Fala só quem tem a palavra, e procura-se ser conciso, possibilitando a todos participar, se for o caso mais de uma vez. Pode-se usar um “microfone metafórico”, só fala quem o tem na mão. Cada pessoa em princípio deve participar, assim seu tempo está garantido, sendo que se pode abrir mão da participação.
Falar a favor e não contra, dar uma opinião é melhor do que falar categoricamente, abrindo mais espaço para o diálogo. Opinamos sobre o que pensamos ou é necessário fazer, ao invés de falar sobre o que está errado e o que precisa ser consertado. Assim se evita conflito desnecessário e assumimos responsabilidade pelas transformações que queremos.

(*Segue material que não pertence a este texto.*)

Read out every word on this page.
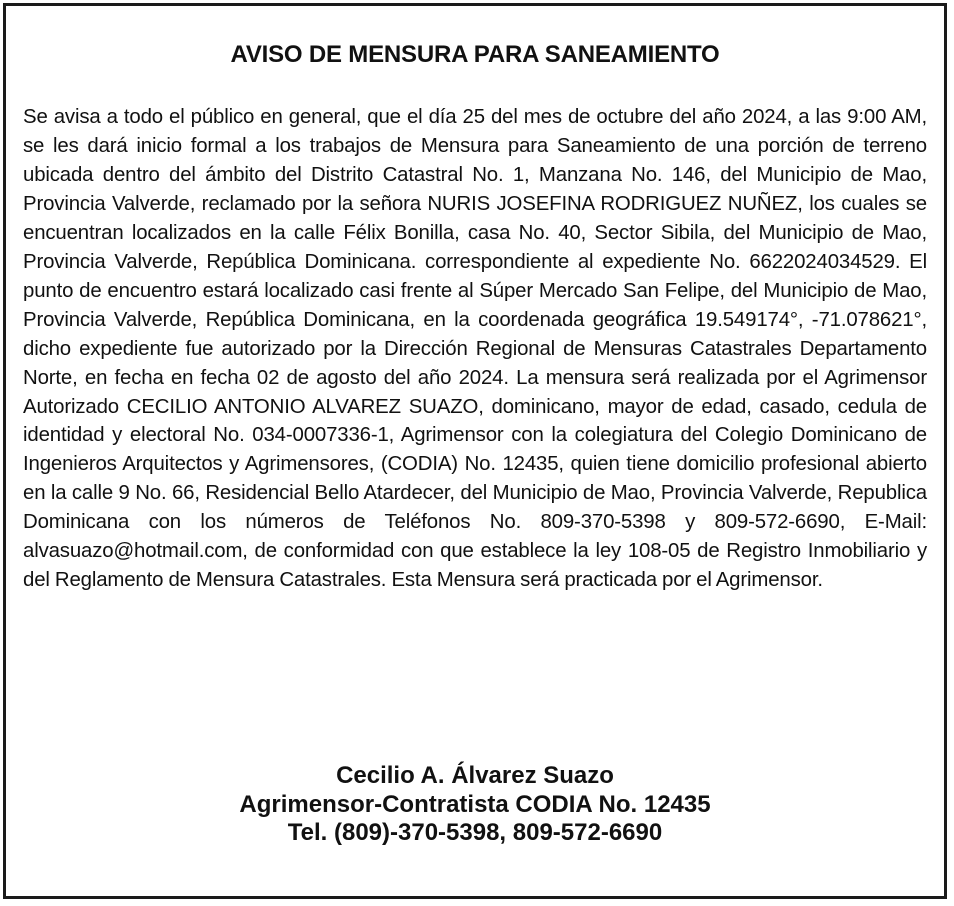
AVISO DE MENSURA PARA SANEAMIENTO

Se avisa a todo el público en general, que el día 25 del mes de octubre del año 2024, a las 9:00 AM, se les dará inicio formal a los trabajos de Mensura para Saneamiento de una porción de terreno ubicada dentro del ámbito del Distrito Catastral No. 1, Manzana No. 146, del Municipio de Mao, Provincia Valverde, reclamado por la señora NURIS JOSEFINA RODRIGUEZ NUÑEZ, los cuales se encuentran localizados en la calle Félix Bonilla, casa No. 40, Sector Sibila, del Municipio de Mao, Provincia Valverde, República Dominicana. correspondiente al expediente No. 6622024034529. El punto de encuentro estará localizado casi frente al Súper Mercado San Felipe, del Municipio de Mao, Provincia Valverde, República Dominicana, en la coordenada geográfica 19.549174°, -71.078621°, dicho expediente fue autorizado por la Dirección Regional de Mensuras Catastrales Departamento Norte, en fecha en fecha 02 de agosto del año 2024. La mensura será realizada por el Agrimensor Autorizado CECILIO ANTONIO ALVAREZ SUAZO, dominicano, mayor de edad, casado, cedula de identidad y electoral No. 034-0007336-1, Agrimensor con la colegiatura del Colegio Dominicano de Ingenieros Arquitectos y Agrimensores, (CODIA) No. 12435, quien tiene domicilio profesional abierto en la calle 9 No. 66, Residencial Bello Atardecer, del Municipio de Mao, Provincia Valverde, Republica Dominicana con los números de Teléfonos No. 809-370-5398 y 809-572-6690, E-Mail: alvasuazo@hotmail.com, de conformidad con que establece la ley 108-05 de Registro Inmobiliario y del Reglamento de Mensura Catastrales. Esta Mensura será practicada por el Agrimensor.

Cecilio A. Álvarez Suazo
Agrimensor-Contratista CODIA No. 12435
Tel. (809)-370-5398, 809-572-6690
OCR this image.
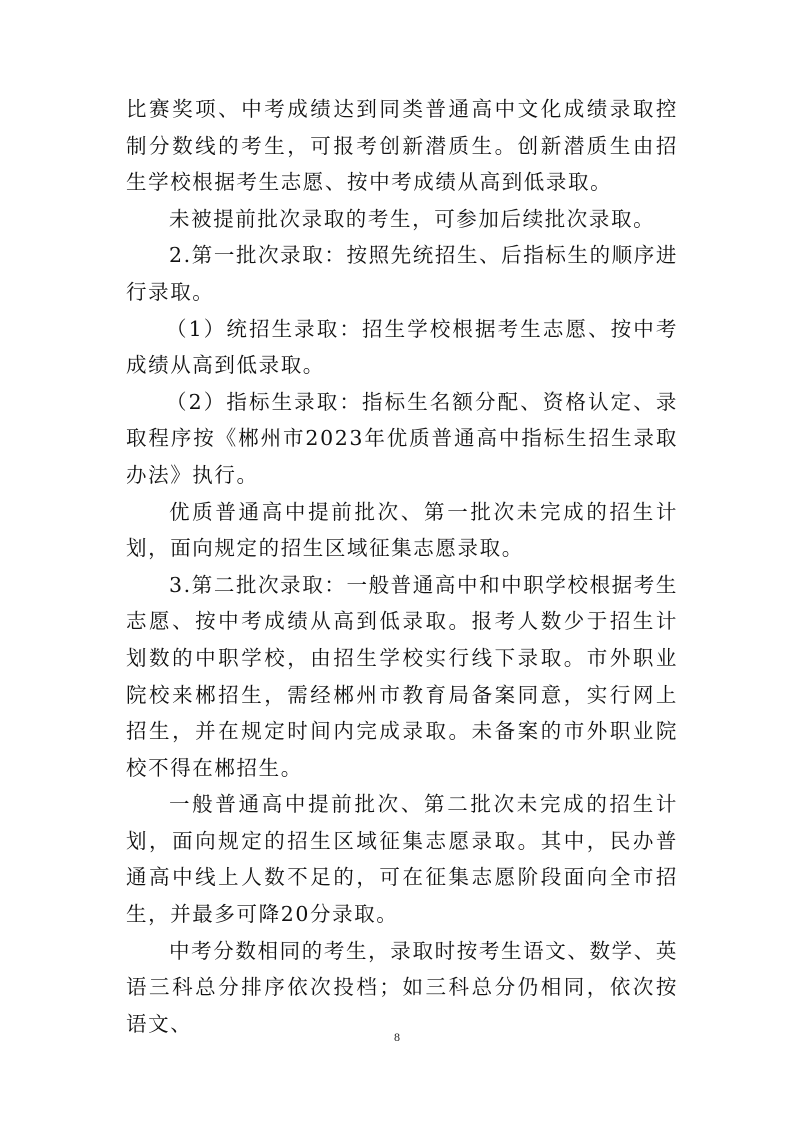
比赛奖项、中考成绩达到同类普通高中文化成绩录取控制分数线的考生，可报考创新潜质生。创新潜质生由招生学校根据考生志愿、按中考成绩从高到低录取。

未被提前批次录取的考生，可参加后续批次录取。

2.第一批次录取：按照先统招生、后指标生的顺序进行录取。

（1）统招生录取：招生学校根据考生志愿、按中考成绩从高到低录取。

（2）指标生录取：指标生名额分配、资格认定、录取程序按《郴州市2023年优质普通高中指标生招生录取办法》执行。

优质普通高中提前批次、第一批次未完成的招生计划，面向规定的招生区域征集志愿录取。

3.第二批次录取：一般普通高中和中职学校根据考生志愿、按中考成绩从高到低录取。报考人数少于招生计划数的中职学校，由招生学校实行线下录取。市外职业院校来郴招生，需经郴州市教育局备案同意，实行网上招生，并在规定时间内完成录取。未备案的市外职业院校不得在郴招生。

一般普通高中提前批次、第二批次未完成的招生计划，面向规定的招生区域征集志愿录取。其中，民办普通高中线上人数不足的，可在征集志愿阶段面向全市招生，并最多可降20分录取。

中考分数相同的考生，录取时按考生语文、数学、英语三科总分排序依次投档；如三科总分仍相同，依次按语文、

8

Falar da experiência por trás da ideia. Uma opinião é uma narrativa que se enriquece se contamos as experiências que a formaram. Evita-se mencionar quem não está presente, mas se alguém for mencionado “não deveria se ofender” caso estivesse presente. Dizemos que estamos falando do “coração”, quando usamos a primeira pessoa – linguagem do Eu- falando o que sentimos, sem precisar atacar ninguém. Esta técnica pode ser usada com grandes grupos, mas para seu aprendizado funciona melhor com grupos de dez a vinte pessoas. É importante a coordenação por alguém com experiência no método.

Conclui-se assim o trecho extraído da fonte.